Thursday, June 19, 2008

Taking Tangible Shape

Week four of The Bluest Water finds cast and crew in the midst of major activity ... and on the brink of major discovery. Many members of the cast portray a variety of character voices during some ensemble sections of the piece, and this has added an interesting, if only slight, complexity to the process of going "off-book". Remembering where one's line falls in a sequence of disjointed thoughts can be a little confusing. However, with the exception of the occasional minor script change, the need for pages in-hand has completely passed, even for these ensemble scenes.

Paul Stober (Robert) brushes up on his dialogue during a break.

For one actor in particular, this week has been quite a catch-up session. The newest addition to the cast, Koda Kerl, will be performing the character of Cuddy and is part of the Nelson Ensemble. We welcome him aboard!

Koda Kerl (Cuddy) studies his lines.

The week included the beginnings of set construction as well. The sections of stage which have thus far been taped off to represent platforms and objects now will begin to be filled by the actual pieces. With every day, there are new levels, and this continues to help the actors with an understanding of their own (and their characters') surroundings.

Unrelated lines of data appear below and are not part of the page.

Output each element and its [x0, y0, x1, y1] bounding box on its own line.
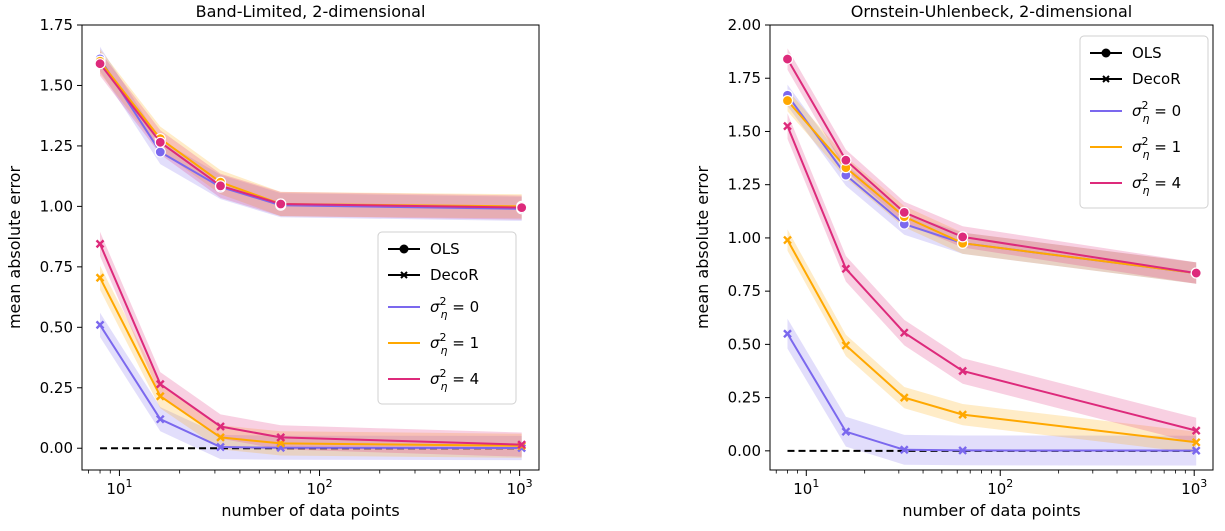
data-point — [783, 329, 792, 339]
data-point — [899, 445, 909, 455]
legend: OLS DecoR σ2 η = 0 σ2 η = 1 σ2 η = 4 — [1079, 35, 1209, 209]
confidence-band — [100, 49, 522, 219]
data-point — [95, 239, 105, 249]
data-point — [957, 231, 969, 243]
data-point — [1190, 267, 1202, 279]
y-tick-label: 1.50 — [728, 122, 761, 140]
legend-label: σ2 η = 1 — [430, 331, 479, 357]
y-tick-label: 0.50 — [40, 318, 73, 336]
legend-label: σ2 η = 4 — [430, 367, 479, 393]
data-point — [154, 146, 166, 158]
y-tick-label: 1.25 — [728, 176, 761, 194]
data-point — [95, 273, 105, 283]
x-tick-label: 103 — [507, 477, 533, 498]
data-point — [958, 446, 968, 455]
chart-title: Ornstein-Uhlenbeck, 2-dimensional — [851, 2, 1132, 21]
legend-marker — [1101, 48, 1111, 58]
data-point — [783, 235, 792, 245]
data-point — [783, 121, 792, 131]
data-point — [781, 94, 794, 107]
y-tick-label: 1.75 — [728, 69, 761, 87]
data-point — [94, 58, 106, 70]
data-point — [214, 180, 227, 192]
y-tick-label: 0.00 — [728, 442, 761, 460]
x-tick-label: 101 — [793, 477, 819, 498]
data-point — [898, 206, 910, 218]
data-point — [1191, 437, 1201, 447]
y-tick-label: 0.75 — [728, 282, 761, 300]
y-axis-label: mean absolute error — [693, 166, 712, 329]
chart-panel-1: Band-Limited, 2-dimensional 0.00 0.25 0.50 0… — [5, 2, 540, 520]
data-point — [958, 410, 968, 419]
data-point — [155, 414, 165, 424]
data-point — [216, 442, 225, 452]
data-point — [841, 341, 851, 350]
x-axis-label: number of data points — [221, 501, 399, 520]
x-tick-label: 102 — [306, 477, 332, 498]
confidence-band — [100, 265, 522, 458]
legend-marker — [399, 244, 409, 254]
chart-title: Band-Limited, 2-dimensional — [196, 2, 426, 21]
y-tick-label: 2.00 — [728, 16, 761, 34]
data-point — [216, 422, 225, 431]
legend-label: σ2 η = 0 — [430, 295, 479, 321]
data-point — [1191, 446, 1201, 455]
y-tick-label: 0.00 — [40, 439, 73, 457]
legend: OLS DecoR σ2 η = 0 σ2 η = 1 σ2 η = 4 — [377, 231, 517, 405]
confidence-band — [100, 231, 522, 457]
y-tick-label: 1.25 — [40, 137, 73, 155]
confidence-band — [787, 113, 1197, 444]
legend-label: DecoR — [1132, 70, 1181, 88]
data-point — [517, 440, 527, 449]
data-point — [1191, 426, 1201, 435]
data-point — [840, 154, 852, 166]
y-tick-label: 0.50 — [728, 335, 761, 353]
data-point — [276, 433, 286, 442]
confidence-band — [787, 84, 1197, 284]
data-point — [155, 379, 165, 389]
x-tick-label: 101 — [106, 477, 132, 498]
confidence-band — [787, 48, 1197, 284]
legend-marker — [400, 271, 408, 279]
y-tick-label: 1.00 — [40, 197, 73, 215]
data-point — [216, 433, 225, 442]
x-tick-label: 103 — [1181, 477, 1207, 498]
chart-panel-2: Ornstein-Uhlenbeck, 2-dimensional 0.00 0.2… — [693, 2, 1214, 520]
legend-label: σ2 η = 1 — [1132, 135, 1181, 161]
legend-label: DecoR — [430, 266, 479, 284]
legend-label: σ2 η = 0 — [1132, 99, 1181, 125]
data-point — [958, 366, 968, 376]
legend-label: σ2 η = 4 — [1132, 171, 1181, 197]
legend-marker — [1102, 75, 1110, 83]
y-axis-label: mean absolute error — [5, 166, 24, 329]
legend-label: OLS — [1132, 44, 1162, 62]
y-tick-label: 0.25 — [728, 389, 761, 407]
data-point — [154, 136, 166, 148]
x-tick-label: 102 — [987, 477, 1013, 498]
data-point — [841, 427, 851, 437]
data-point — [899, 393, 909, 402]
y-tick-label: 0.75 — [40, 258, 73, 276]
data-point — [899, 328, 909, 338]
y-tick-label: 1.00 — [728, 229, 761, 247]
y-tick-label: 0.25 — [40, 379, 73, 397]
data-point — [841, 264, 851, 274]
y-tick-label: 1.50 — [40, 76, 73, 94]
data-point — [95, 320, 105, 330]
data-point — [516, 201, 528, 214]
data-point — [275, 198, 287, 210]
legend-label: OLS — [430, 240, 460, 258]
confidence-band — [787, 229, 1197, 453]
data-point — [781, 53, 794, 65]
data-point — [155, 391, 165, 401]
y-tick-label: 1.75 — [40, 16, 73, 34]
x-axis-label: number of data points — [902, 501, 1080, 520]
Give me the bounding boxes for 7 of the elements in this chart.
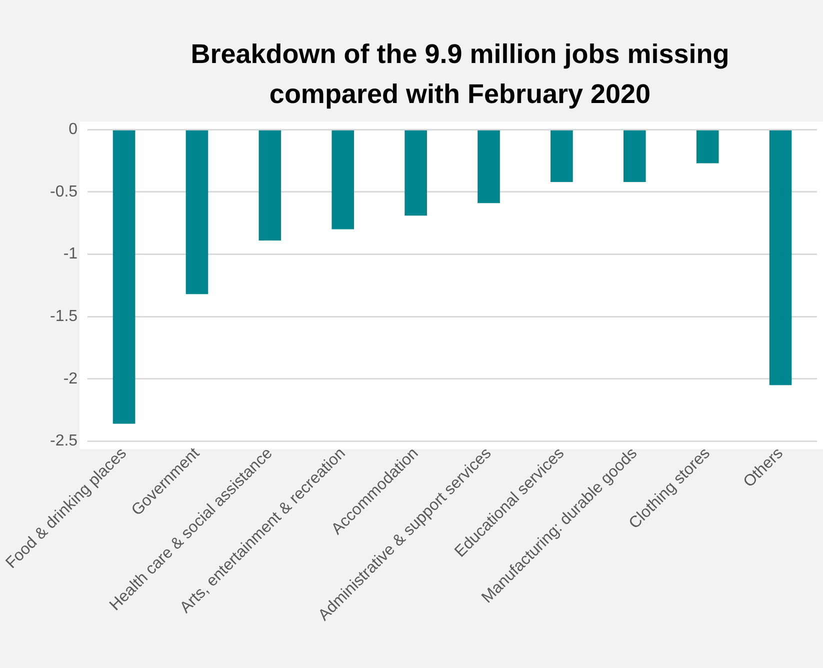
y-tick-label: -2	[63, 370, 78, 388]
y-tick-label: -1.5	[50, 308, 78, 325]
chart-title: Breakdown of the 9.9 million jobs missing compared with February 2020	[190, 38, 730, 111]
y-tick-label: -0.5	[50, 183, 78, 200]
y-tick-label: -1	[63, 246, 78, 263]
y-tick-label: 0	[68, 121, 78, 138]
y-tick-label: -2.5	[50, 432, 78, 450]
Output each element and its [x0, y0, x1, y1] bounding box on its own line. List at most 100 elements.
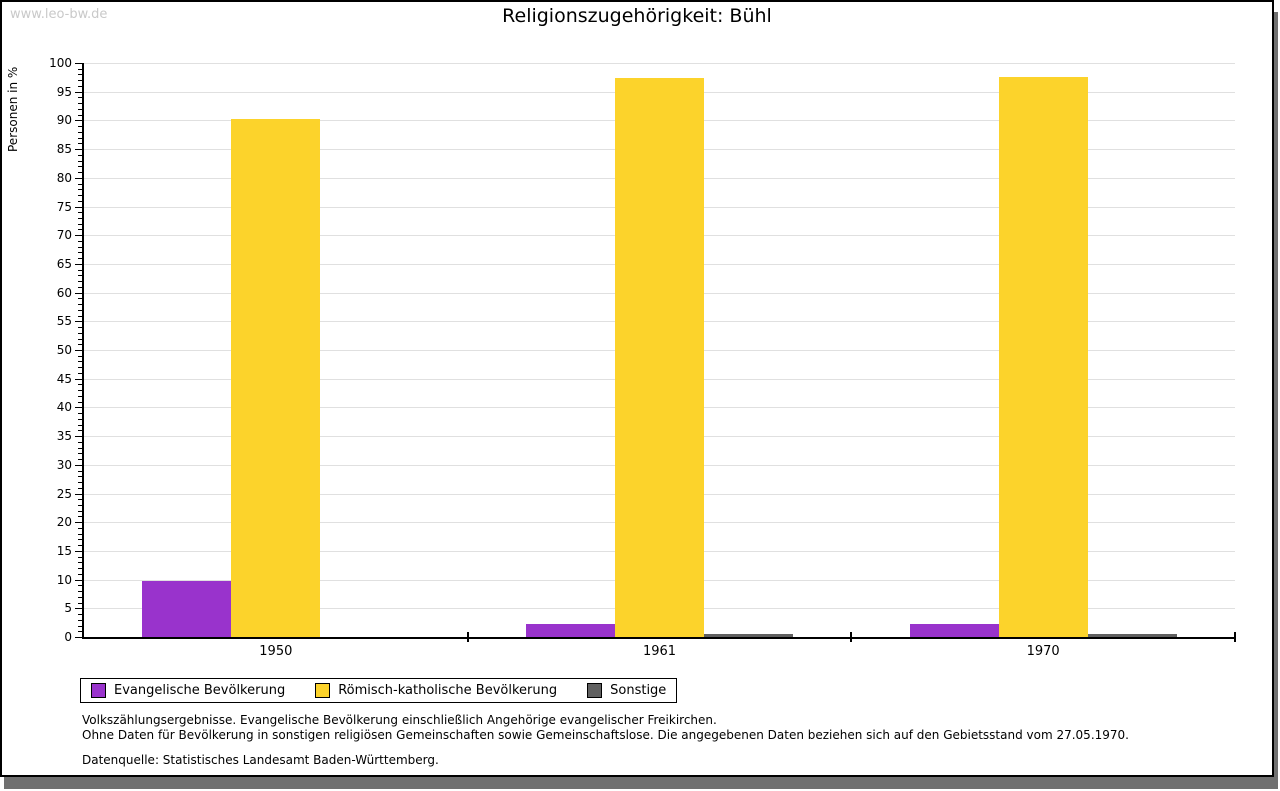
bar-katholische-1961	[615, 77, 704, 637]
legend-label-katholische: Römisch-katholische Bevölkerung	[338, 683, 558, 698]
footnote-line: Volkszählungsergebnisse. Evangelische Be…	[82, 713, 717, 727]
y-minor-tick	[78, 614, 82, 616]
y-tick	[75, 493, 82, 495]
y-minor-tick	[78, 269, 82, 271]
y-minor-tick	[78, 217, 82, 219]
y-tick-label: 100	[49, 56, 72, 70]
y-minor-tick	[78, 384, 82, 386]
y-tick-label: 5	[64, 601, 72, 616]
y-minor-tick	[78, 504, 82, 506]
y-minor-tick	[78, 545, 82, 547]
bar-katholische-1970	[998, 77, 1088, 637]
y-minor-tick	[78, 108, 82, 110]
y-tick-label: 65	[56, 256, 72, 271]
y-tick-label: 40	[56, 400, 72, 415]
y-minor-tick	[78, 74, 82, 76]
y-minor-tick	[78, 304, 82, 306]
y-minor-tick	[78, 539, 82, 541]
y-minor-tick	[78, 430, 82, 432]
y-tick-label: 95	[56, 84, 72, 99]
bar-evangelische-1950	[142, 580, 232, 637]
legend-swatch-evangelische	[91, 683, 106, 698]
legend-item-sonstige: Sonstige	[587, 683, 666, 698]
y-minor-tick	[78, 476, 82, 478]
plot-area: 0 5 10 15 20 25 30 35 40 45 50 55 60 65 70 75 80 85 90 95 10…	[49, 56, 1236, 659]
bar-evangelische-1961	[526, 623, 615, 637]
y-tick-label: 10	[56, 572, 72, 587]
footnotes: Volkszählungsergebnisse. Evangelische Be…	[82, 713, 1129, 743]
y-tick-label: 0	[64, 630, 72, 644]
y-minor-tick	[78, 200, 82, 202]
y-minor-tick	[78, 298, 82, 300]
y-minor-tick	[78, 309, 82, 311]
y-gridline	[84, 63, 1235, 64]
y-minor-tick	[78, 631, 82, 633]
y-tick	[75, 464, 82, 466]
legend-swatch-katholische	[315, 683, 331, 698]
y-tick	[75, 91, 82, 93]
y-minor-tick	[78, 447, 82, 449]
y-tick-label: 80	[56, 170, 72, 185]
y-minor-tick	[78, 275, 82, 277]
y-minor-tick	[78, 212, 82, 214]
y-minor-tick	[78, 355, 82, 357]
legend-swatch-sonstige	[587, 683, 603, 698]
y-tick	[75, 550, 82, 552]
y-minor-tick	[78, 286, 82, 288]
y-minor-tick	[78, 240, 82, 242]
y-minor-tick	[78, 556, 82, 558]
y-tick-label: 60	[56, 285, 72, 300]
y-tick-label: 85	[56, 142, 72, 157]
y-minor-tick	[78, 625, 82, 627]
y-minor-tick	[78, 183, 82, 185]
y-tick	[75, 637, 82, 638]
y-tick-label: 70	[56, 228, 72, 243]
y-minor-tick	[78, 516, 82, 518]
y-minor-tick	[78, 510, 82, 512]
x-axis-tick	[850, 632, 853, 642]
y-minor-tick	[78, 332, 82, 334]
y-minor-tick	[78, 327, 82, 329]
y-tick-label: 20	[56, 515, 72, 530]
bar-sonstige-1961	[704, 634, 793, 637]
y-tick-label: 50	[56, 343, 72, 357]
y-minor-tick	[78, 441, 82, 443]
y-minor-tick	[78, 97, 82, 99]
legend-label-evangelische: Evangelische Bevölkerung	[114, 683, 286, 698]
y-minor-tick	[78, 258, 82, 260]
y-minor-tick	[78, 527, 82, 529]
y-minor-tick	[78, 252, 82, 254]
y-minor-tick	[78, 114, 82, 116]
chart-title: Religionszugehörigkeit: Bühl	[502, 5, 772, 27]
y-tick	[75, 321, 82, 323]
data-source-note: Datenquelle: Statistisches Landesamt Bad…	[82, 753, 439, 767]
y-minor-tick	[78, 390, 82, 392]
y-tick-label: 90	[56, 113, 72, 128]
bar-sonstige-1970	[1087, 634, 1177, 637]
y-axis-label: Personen in %	[6, 66, 20, 152]
y-tick	[75, 522, 82, 524]
y-minor-tick	[78, 470, 82, 472]
y-minor-tick	[78, 68, 82, 70]
y-tick	[75, 608, 82, 610]
y-minor-tick	[78, 103, 82, 105]
y-minor-tick	[78, 223, 82, 225]
x-axis-tick	[1234, 632, 1236, 642]
y-minor-tick	[78, 143, 82, 145]
y-tick	[75, 63, 82, 64]
y-tick	[75, 292, 82, 294]
y-minor-tick	[78, 424, 82, 426]
y-minor-tick	[78, 126, 82, 128]
y-minor-tick	[78, 166, 82, 168]
y-tick	[75, 407, 82, 409]
y-tick	[75, 149, 82, 151]
y-minor-tick	[78, 229, 82, 231]
y-tick	[75, 120, 82, 122]
footnote-line: Ohne Daten für Bevölkerung in sonstigen …	[82, 728, 1129, 742]
y-tick-label: 35	[56, 429, 72, 444]
y-minor-tick	[78, 395, 82, 397]
y-minor-tick	[78, 160, 82, 162]
y-tick	[75, 177, 82, 179]
y-minor-tick	[78, 189, 82, 191]
y-minor-tick	[78, 585, 82, 587]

Some days also bring new challenges for the crew as everything planned on paper must be put together in real space, which is not always a seamless process.

One of the show's multiple platforms undergoes construction, while unhung stage lights wait against the sound wall.

This week also has seen the greatest opportunity thus far for the various designers and directors to be on-hand every night and to put their heads together in preparation for entering the final technical planning phase. Soon, the set will be completed, lights will be hung, and cues will be readied. Just as life on the stage is busy for the actors right now, life behind and above the stage is abuzz also.

Technical Director JD Stallings, Scenic Designer Krista Franco, and Lighting Designer Dan Gallagher confer.

Scripts are no longer in-hand, but that is not to say that all the actors' work is behind them. Now is when the most challenging (and most exciting) phase of the production begins for the cast. Every work-through of a scene strengthens it, even if it undergoes flux a number of times. One of the earliest scenes written for the play, between the younger version of Emory and his brother Neddy, has undergone some of the most frequent alteration this week. The script has changed slightly, the action has changed slightly, the motivation and intonation have changed slightly ... and together these changes have begun to solidify the scene immensely: it has a real sense of progression now as a result. Such is the case for the rest of the show; as each scene becomes tight, the problem areas dwindle and the pieces begin to fit together.

Cast and director discuss a Nelson Ensemble scene.

Week four closes with the show being run almost-fully from beginning to end for the very first time. Every available member of the cast and crew assembled to mark through the entire play. While there was some stopping-and-starting (and of course some adjustment), the smoothness with which these evenings progressed bodes well for the production. Even though everyone knows there remains much to be done, everyone still was happy as a result. Now, we are truly creating.